Cambiate quello che volete, che sia anche solo il modo in cui vi pettinate i capelli o che si tratti di trasferirsi dall'altra parte del mondo, se non siete felici facendo quello che fate, mi dispiace deludervi ma non lo sarete nemmeno col passare del tempo.
Ci vuole coraggio a cambiare le carte in tavola, ed io ero fiera di essere coraggiosa.
Rimasi distesa a letto pensando a quello che avrei potuto fare per cambiare la mia vita. Poi una lampadina si accese nella mia mente, dovevo crescere e diventare indipendente e come cominciare meglio se non trovarmi un lavoro, che mi facesse concentrare anche su altre cose.
Corsi davanti al mio armadio e mi vestii, scesi le scale e mi fionda in cucina dove aprii il frigo e presi un bicchiere di succo di frutta. Buttai giù il contenuto del bicchiere e con un enorme sorriso sul volto uscii di casa, camminando per le affollate strade di quella magnifica città. Passai di fronte ad un sacco di negozi in cerca di qualche foglio dove scrivessero che cercavano personale.
“Cavolo...” sussurrai sbattendo contro una persona che non avevo visto passarmi accanto, concentrata com'ero nel guardare in tutte le vetrine.
“Diamond, giusto?” chiese il ragazzo in questione, aveva un viso conosciuto. Poi strabuzzai gli occhi, ricordandomi della festa a casa di Lexy.
“Simon?” chiesi titubante ed anche un po' imbarazzata, consapevole di essermi scordata totalmente della sua esistenza.
“Esatto...” rispose lui, poi si guardò un secondo intorno.
“Scusami ma sto andando davvero di fretta... “ gli dissi io, guardando che ora fosse sullo schermo del telefono e notando nello stesso istante che la persona che mi aveva chiamata la sera prima fosse proprio quella da cui stavo scappando.
“Scusami se ti ho trattenuta, ma per curiosità... Dove stai andando?” chiese lui. Che ragazzo impiccione, pensai. Poi sorrisi.
“Sto cercando un lavoro...” risposi, rivelando i miei piani futuri.
“Davvero? Pensa che noi stiamo cercando qualcuno se sei interessata." Lo guardai non capendo, e lui notando che non avevo capito si voltò verso la vetrina dietro di noi e la indicò. Era un negozio di vestiti.

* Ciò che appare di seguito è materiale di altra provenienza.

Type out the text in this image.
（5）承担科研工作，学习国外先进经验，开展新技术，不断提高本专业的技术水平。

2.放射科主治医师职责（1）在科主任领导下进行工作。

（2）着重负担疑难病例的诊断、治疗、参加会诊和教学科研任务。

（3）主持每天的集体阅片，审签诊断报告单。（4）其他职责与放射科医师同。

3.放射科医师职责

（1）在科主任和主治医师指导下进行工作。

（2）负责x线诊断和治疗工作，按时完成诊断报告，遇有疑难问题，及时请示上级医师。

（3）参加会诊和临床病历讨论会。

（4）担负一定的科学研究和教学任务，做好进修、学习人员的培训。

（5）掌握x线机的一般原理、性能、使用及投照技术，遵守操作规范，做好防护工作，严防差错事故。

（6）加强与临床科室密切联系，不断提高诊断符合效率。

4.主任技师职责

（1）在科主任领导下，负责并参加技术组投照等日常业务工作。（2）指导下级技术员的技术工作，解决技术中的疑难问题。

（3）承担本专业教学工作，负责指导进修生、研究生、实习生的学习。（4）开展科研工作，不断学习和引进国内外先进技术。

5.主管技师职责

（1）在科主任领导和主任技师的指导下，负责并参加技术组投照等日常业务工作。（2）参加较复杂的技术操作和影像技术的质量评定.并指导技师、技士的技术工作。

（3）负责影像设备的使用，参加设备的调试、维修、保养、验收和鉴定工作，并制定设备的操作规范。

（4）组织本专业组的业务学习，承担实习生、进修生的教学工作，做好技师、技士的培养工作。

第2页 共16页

“Questo è il mio negozio” concluse lui.
Io strabuzzai gli occhi e lo guardai attentamente.
“Sei serio?” chiesi poi.
“Si, se ti interessa puoi cominciare adesso... E se non ti dovesse piacere non c'è alcun problema” continuò lui.
“Già so che mi piacerà un sacco” dissi io, sentendomi felice come non lo ero stata da tempo.
“Allora andiamo” disse lui, poi si voltò di schiena e spinse la porta del grande negozio. Mi guardai intorno e mi sentii come in paradiso, c'erano vestiti ovunque... e non si trattava di vestiti qualunque ma erano vestiti di alta moda.
Spalancai la bocca quando passammo vicino ad un vestito che a detta mia era divino.
Ormai ero andata in iperventilazione una decina di volte. Sorridevo e sorridevo, senza smettere. Alzai lo sguardo e vidi la scritta “Ufficio” scritta sulla porta che Simon aveva spinto e dopo avermi fatta sedere su una sedia lo vidi frugare tra un sacco di scartoffie.
“Ecco qui” sentii sussurrare da lui, poi lo vidi prendere il foglio e passarmelo. Lo lessi velocemente capendo che si trattasse del contratto, poi strabuzzai gli occhi leggendo la somma che sarebbe dovuta equivalere al mio stipendio.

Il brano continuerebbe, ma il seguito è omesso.